Friday, August 31, 2007

Ginny Bloggin' P2

Yesterdays entry got interupted so here's more on the Ginny.

The core of our products is always the lenses. We use Carl Zeiss lenses. A lot of you are familiar with the ReActive series of Photochromic lenses. The one the Ginny sports are a different series. Carl Zeiss refers to the as Field of Play. Each lens sports a color designed to enhance visual accuity. For the high tint lenses the color is green. Green is a medium contrast color that opens your retina somewhat to enhance texture and depth perception, but not a lot. The medium tint lens sports the tried and true red coloration, which is a high contrast.

Matching color and tint can be a challenge. Since coloration starves the retina of specific light waves causing it to expand, you want to be carefull to pair it with a complimentary tinit. For example, since the red lens is hicontrast, it's not really a sunlens. So you wouldn't pair it with a heavy tint since that's for bright days. By putting a green color on the dark tint lens you open the retina a bit, but not a lot. So you get the benefit of some enhanced contrast, without your retina basically running around completely naked in the baking sun.

Carl Zeiss's field of play series is also Polycarbonate, unlike the photochromic lenses which are CR39. That really big marketing company from California has spent millions of dollars to convince you that PC is the best thing ever. The reality is that any material used or design chosen has benefits and costs.

PC's primary benefit is it's impact resistance. It passes ANSI's highest impact standards and essentially qualifies as a "safety glass". On a practical level that means it's "safe" to use for shooting, construction, motorcycle riding or other activities where objects may hit you at very very high speeds. The famous example is the construction worker who shot himself in the face with a nail gun. The nail impacted and penetrated the lens but did not hit his eye. Whew!

Another advantage is thickness. PC lenses are thinner (and, coincidentally lighter) than CR39 lenses. This allows more flexibility in frame design because the lens is easier to cut into a frames bevel. What does that mean? The Ohop uses a CR39 lens and a major challenge is cutting the lens so that it stays in the frame. Because it's thick the whole lens doesn't go into the bevel. It has to be tapered. Additional the extra thickness of the CR39 means that if you flex the Ohop the lens will not flex as well... flex it enough and pop out comes the lens. The thinner PC lens on the other hand fits right into the bevel with no taper. And because it's thinner and PC it will flex with the frame to a greater degree. So you get greater lens stability.

Now that doesn't come without a cost....

PC lenses may be thinner, lighter and more impact resistant than CR39, but they also have lower inherent optical quality and clarity. Put bluntly, PC lenses tend to shoot lightwaves off at angles, appear cloudy to the eye and generally are hard to see through. But many companies have worked long and hard to correct these problems. It looks like the industry as a whole has made great strides towards using decentered lens and proper cut techniques to improve the visual clarity. On the otherhand, many of the lenses used by mid-level and low-level companies still seem to be pretty low quality.

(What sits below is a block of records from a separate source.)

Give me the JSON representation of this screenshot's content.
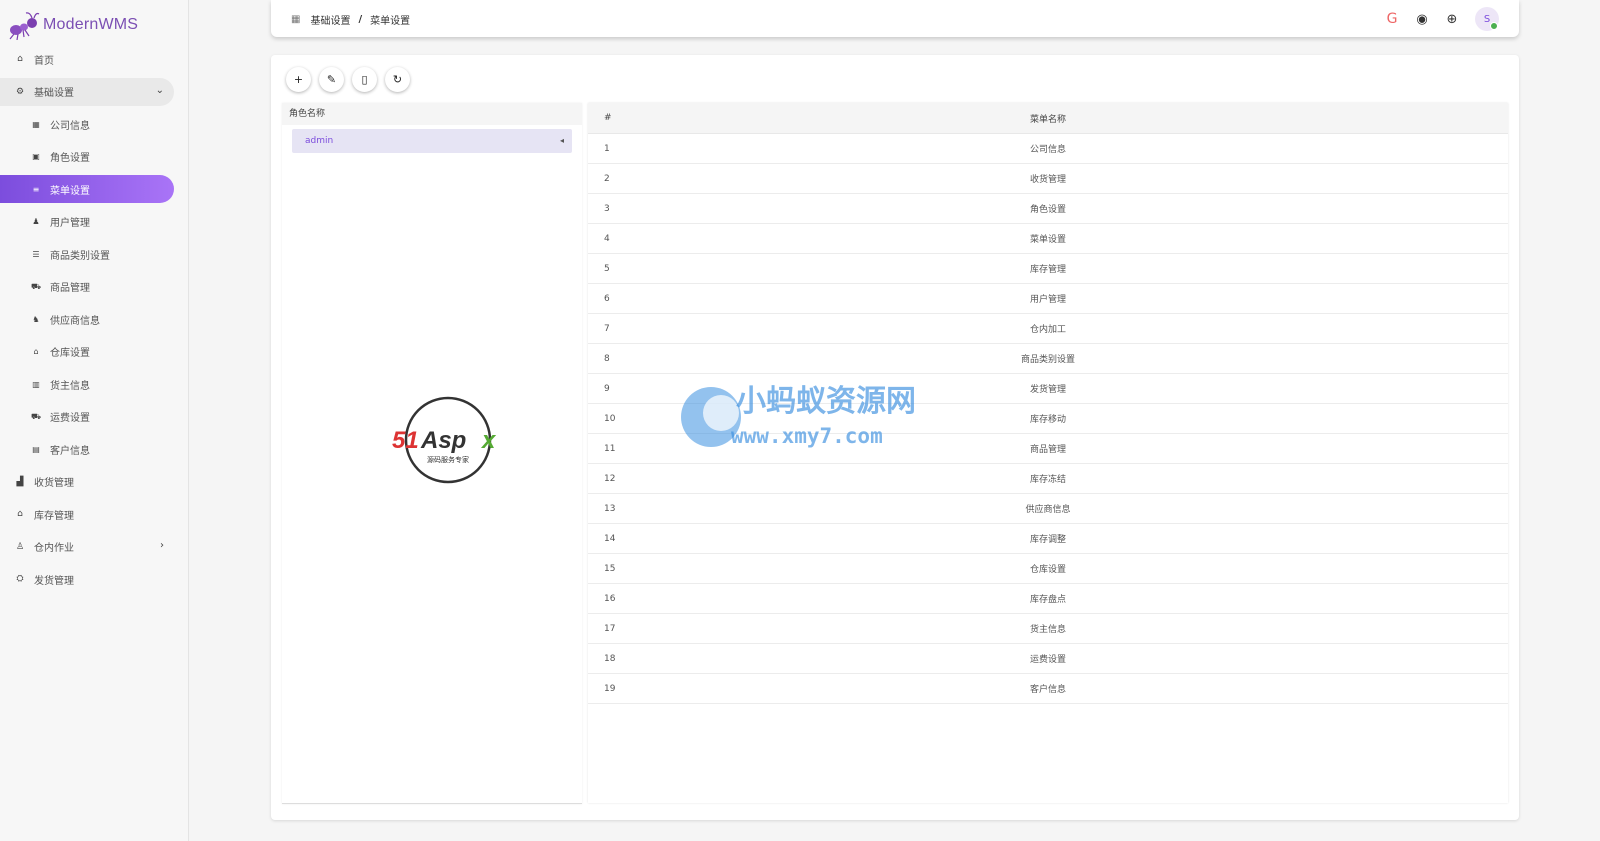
{
  "app": {
    "name": "ModernWMS"
  },
  "sidebar": {
    "items": [
      {
        "label": "首页",
        "icon": "home-icon",
        "glyph": "⌂",
        "level": 0
      },
      {
        "label": "基础设置",
        "icon": "gear-icon",
        "glyph": "⚙",
        "level": 0,
        "expanded": true,
        "chevron": "⌄"
      },
      {
        "label": "公司信息",
        "icon": "company-icon",
        "glyph": "▦",
        "level": 1
      },
      {
        "label": "角色设置",
        "icon": "role-icon",
        "glyph": "▣",
        "level": 1
      },
      {
        "label": "菜单设置",
        "icon": "menu-icon",
        "glyph": "≡",
        "level": 1,
        "active": true
      },
      {
        "label": "用户管理",
        "icon": "user-icon",
        "glyph": "♟",
        "level": 1
      },
      {
        "label": "商品类别设置",
        "icon": "category-icon",
        "glyph": "☰",
        "level": 1
      },
      {
        "label": "商品管理",
        "icon": "cart-icon",
        "glyph": "⛟",
        "level": 1
      },
      {
        "label": "供应商信息",
        "icon": "supplier-icon",
        "glyph": "♞",
        "level": 1
      },
      {
        "label": "仓库设置",
        "icon": "warehouse-icon",
        "glyph": "⌂",
        "level": 1
      },
      {
        "label": "货主信息",
        "icon": "owner-icon",
        "glyph": "▥",
        "level": 1
      },
      {
        "label": "运费设置",
        "icon": "freight-icon",
        "glyph": "⛟",
        "level": 1
      },
      {
        "label": "客户信息",
        "icon": "customer-icon",
        "glyph": "▤",
        "level": 1
      },
      {
        "label": "收货管理",
        "icon": "receive-icon",
        "glyph": "▟",
        "level": 0
      },
      {
        "label": "库存管理",
        "icon": "stock-icon",
        "glyph": "⌂",
        "level": 0
      },
      {
        "label": "仓内作业",
        "icon": "operation-icon",
        "glyph": "♙",
        "level": 0,
        "chevron": "›"
      },
      {
        "label": "发货管理",
        "icon": "ship-icon",
        "glyph": "⛭",
        "level": 0
      }
    ]
  },
  "header": {
    "breadcrumb": [
      "基础设置",
      "菜单设置"
    ],
    "separator": "/",
    "icons": [
      {
        "name": "gitee-icon",
        "glyph": "G"
      },
      {
        "name": "github-icon",
        "glyph": "◉"
      },
      {
        "name": "language-icon",
        "glyph": "⊕"
      }
    ],
    "avatar": "S"
  },
  "toolbar": [
    {
      "name": "add-button",
      "glyph": "+"
    },
    {
      "name": "edit-button",
      "glyph": "✎"
    },
    {
      "name": "delete-button",
      "glyph": "▯"
    },
    {
      "name": "refresh-button",
      "glyph": "↻"
    }
  ],
  "role_panel": {
    "header": "角色名称",
    "roles": [
      {
        "label": "admin",
        "selected": true,
        "arrow": "◂"
      }
    ]
  },
  "menu_table": {
    "columns": [
      "#",
      "菜单名称"
    ],
    "rows": [
      [
        "1",
        "公司信息"
      ],
      [
        "2",
        "收货管理"
      ],
      [
        "3",
        "角色设置"
      ],
      [
        "4",
        "菜单设置"
      ],
      [
        "5",
        "库存管理"
      ],
      [
        "6",
        "用户管理"
      ],
      [
        "7",
        "仓内加工"
      ],
      [
        "8",
        "商品类别设置"
      ],
      [
        "9",
        "发货管理"
      ],
      [
        "10",
        "库存移动"
      ],
      [
        "11",
        "商品管理"
      ],
      [
        "12",
        "库存冻结"
      ],
      [
        "13",
        "供应商信息"
      ],
      [
        "14",
        "库存调整"
      ],
      [
        "15",
        "仓库设置"
      ],
      [
        "16",
        "库存盘点"
      ],
      [
        "17",
        "货主信息"
      ],
      [
        "18",
        "运费设置"
      ],
      [
        "19",
        "客户信息"
      ]
    ]
  },
  "watermarks": {
    "logo": {
      "brand": "51Aspx",
      "tagline": "源码服务专家"
    },
    "site": {
      "name": "小蚂蚁资源网",
      "url": "www.xmy7.com"
    }
  },
  "colors": {
    "accent": "#7c4ddd",
    "accent_light": "#a974f7",
    "success": "#4caf50"
  }
}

Carl Zeiss's field of play lenses seem to have both nailed. The lenses are crisp and clear, and the decentering means outstanding clarity. We use Zeiss because while they can be pain to work with one of the reasons they are a pain is that they won't hesitate to destroy entire runs of lenses that don't meet their exacting standards. As an aside Carl Zeiss does not currently offer PC Photochromic (ReActive in our parlance) because they do not feel that the 2 technologies have been properly married yet. That's why our ReActive line uses CR39: we only use Carl Zeiss and so far PC Photochromic lenses don't match the optical quality they demand.